DriveNets accidentally solved one of the biggest emerging issues in the cloud, unveiling new software which will allow hyperscalers and enterprises alike to connect as many as 32,000 GPUs with good old Ethernet technology to run massive artificial intelligence (AI) workloads. Whoopsie?
Today, AI workloads are typically connected using either NVIDIA’s InfiniBand or Ethernet technology. But there are problems with each.
650 Group co-founder and analyst Alan Weckel told Silverlinings “there’s nothing directly wrong with InfiniBand.” Indeed, it offers the massive scale needed for AI workloads. But, Weckel said, “there is only one major vendor, NVidia, and this creates vendor lock-in.”
Meanwhile, Ethernet is prevalent throughout the data center, but the traditional leaf-and-spine architecture used wasn’t designed to support the massive scale AI workloads will require.
That’s where DriveNets’ new Network Cloud-AI solution comes in. The technology is based on the Open Compute Project’s Distributed Disaggregated Chassis (DDC) routing system, which essentially updates the traditional model to create a distributed leaf-and-spine architecture.
Inbar Lasser-Raab, DriveNets Chief Marketing and Product Officer, told Silverlinings it initially adopted the DDC model to create its Network Cloud software. That software delivers a high-scale routing system that is being used by the likes of AT&T for its core. As of January, DriveNets said its Network Cloud was carrying just over half of AT&T’s core traffic.
Over the past nine months or so, Lasser-Raab said DriveNets realized the same distributed architecture used for Network Cloud could be applied to data center networking for AI clusters. Hence, Network Cloud-AI was born.
Network Cloud-AI slashes the loss inherent with traditional Ethernet to deliver zero packet loss. It also ensures maximum utilization of GPU resources by equally distributing traffic to reduce downtime. Together, these improvements contribute to a 10% to 30% boost in job completion times, which, when you’re talking about super massive AI clusters, can translate to tens or hundreds of millions of dollars in savings. And all of it comes in an open package that allows hyperscalers to mix and match white boxes, network interface cards and ASICS from different manufacturers.
These headline features have already caught the eye of hyperscalers. Lasser-Raab said “all of them” are already in trials, but didn’t name specific companies.

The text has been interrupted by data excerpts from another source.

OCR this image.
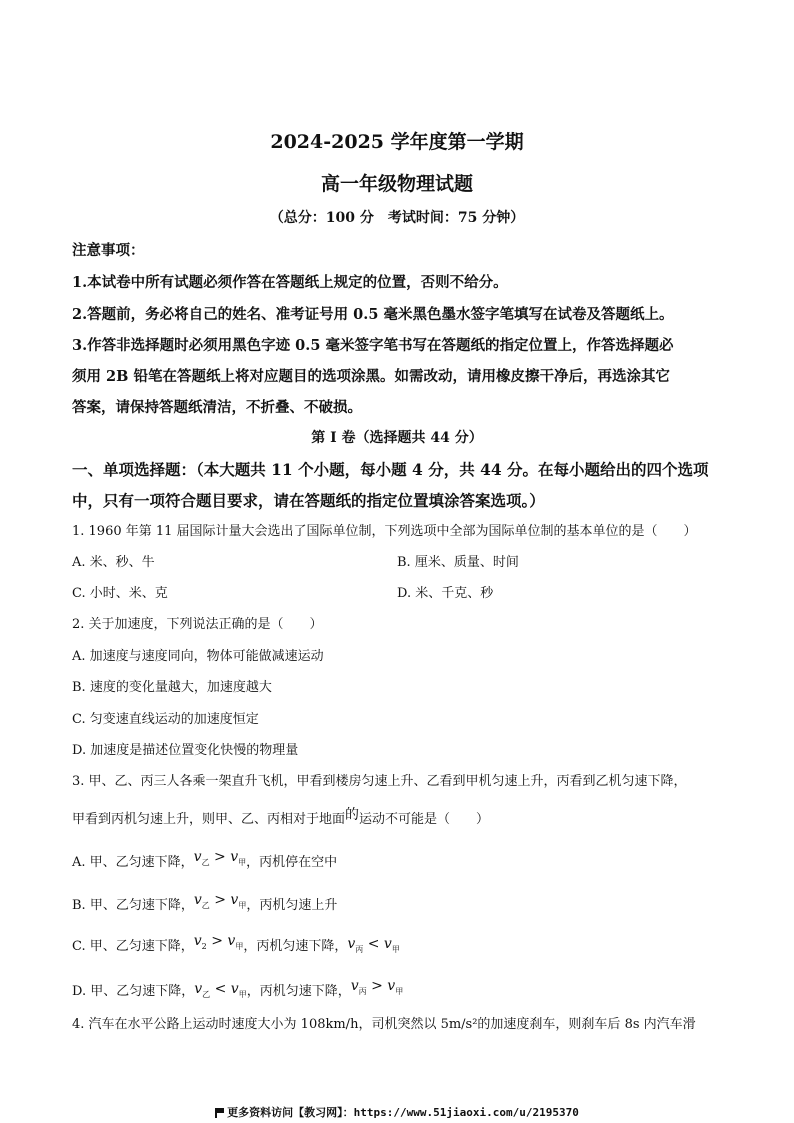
2024-2025 学年度第一学期
高一年级物理试题
（总分：100 分　考试时间：75 分钟）
注意事项：
1.本试卷中所有试题必须作答在答题纸上规定的位置，否则不给分。
2.答题前，务必将自己的姓名、准考证号用 0.5 毫米黑色墨水签字笔填写在试卷及答题纸上。
3.作答非选择题时必须用黑色字迹 0.5 毫米签字笔书写在答题纸的指定位置上，作答选择题必
须用 2B 铅笔在答题纸上将对应题目的选项涂黑。如需改动，请用橡皮擦干净后，再选涂其它
答案，请保持答题纸清洁，不折叠、不破损。
第 I 卷（选择题共 44 分）
一、单项选择题：（本大题共 11 个小题，每小题 4 分，共 44 分。在每小题给出的四个选项
中，只有一项符合题目要求，请在答题纸的指定位置填涂答案选项。）
1. 1960 年第 11 届国际计量大会选出了国际单位制，下列选项中全部为国际单位制的基本单位的是（　　）
A. 米、秒、牛	B. 厘米、质量、时间
C. 小时、米、克	D. 米、千克、秒
2. 关于加速度，下列说法正确的是（　　）
A. 加速度与速度同向，物体可能做减速运动
B. 速度的变化量越大，加速度越大
C. 匀变速直线运动的加速度恒定
D. 加速度是描述位置变化快慢的物理量
3. 甲、乙、丙三人各乘一架直升飞机，甲看到楼房匀速上升、乙看到甲机匀速上升，丙看到乙机匀速下降，
甲看到丙机匀速上升，则甲、乙、丙相对于地面的运动不可能是（　　）
A. 甲、乙匀速下降，$v_乙 > v_甲$，丙机停在空中
B. 甲、乙匀速下降，$v_乙 > v_甲$，丙机匀速上升
C. 甲、乙匀速下降，$v_2 > v_甲$，丙机匀速下降，$v_丙 < v_甲$
D. 甲、乙匀速下降，$v_乙 < v_甲$，丙机匀速下降，$v_丙 > v_甲$
4. 汽车在水平公路上运动时速度大小为 108km/h，司机突然以 5m/s²的加速度刹车，则刹车后 8s 内汽车滑
更多资料访问【教习网】：https://www.51jiaoxi.com/u/2195370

Early trials have focused on groups of several thousand GPUs. Run Almog, Head of Product Strategy at DriveNets, said all the companies he’s spoken with recently about AI clusters are looking to deploy clusters with numbers of nodes in the “high thousands. Not 16[,000], not 20[,000], but 10,000, 8,000 nodes.” He added hyperscalers are ultimately looking to boost that figure as high as 32,000 once Broadcom unveils its new Jericho 3 switch system on chip (SoC).
Almog noted hyperscalers are so eager to deploy its solution that some are even looking at starting deployments using Broadcom’s existing Jericho 2c+ SoC.
Asked about deployment timelines, Lasser-Raab said “For the most part, 2024 will be the year of AI infrastructure buildouts.”
DriveNets’ Network Cloud-AI launch comes amid increased interest in AI applications which is expected to drive spending in the coming years. IDC has forecast that global spending on AI software, hardware and services for AI-centric systems will hit $154 billion this year and nearly double to over $300 billion by 2026.
And according to Weckel’s 650 Group, spending on AI networking is expected to rise from $2 billion in 2022 to $10.5 billion in 2027. Of the latter figure, approximately $4 billion will be spent on InfiniBand, with the remaining $6.5 billion going toward some kind of Ethernet solution.
“The $6.5B is the addressable market for DriveNets. It was less than $500M in 2022, with significant growth and an emerging catergory and a lot of opportunity for new vendors,” Weckel told Silverlinings. He noted DriveNets will likely be facing off with switch vendors, Arista, Cisco and Juniper as well as NVIDIA’s Ethernet Switch ASIC. But he added “there isn’t really an incumbent advantage in AI because it is a new and unique network.”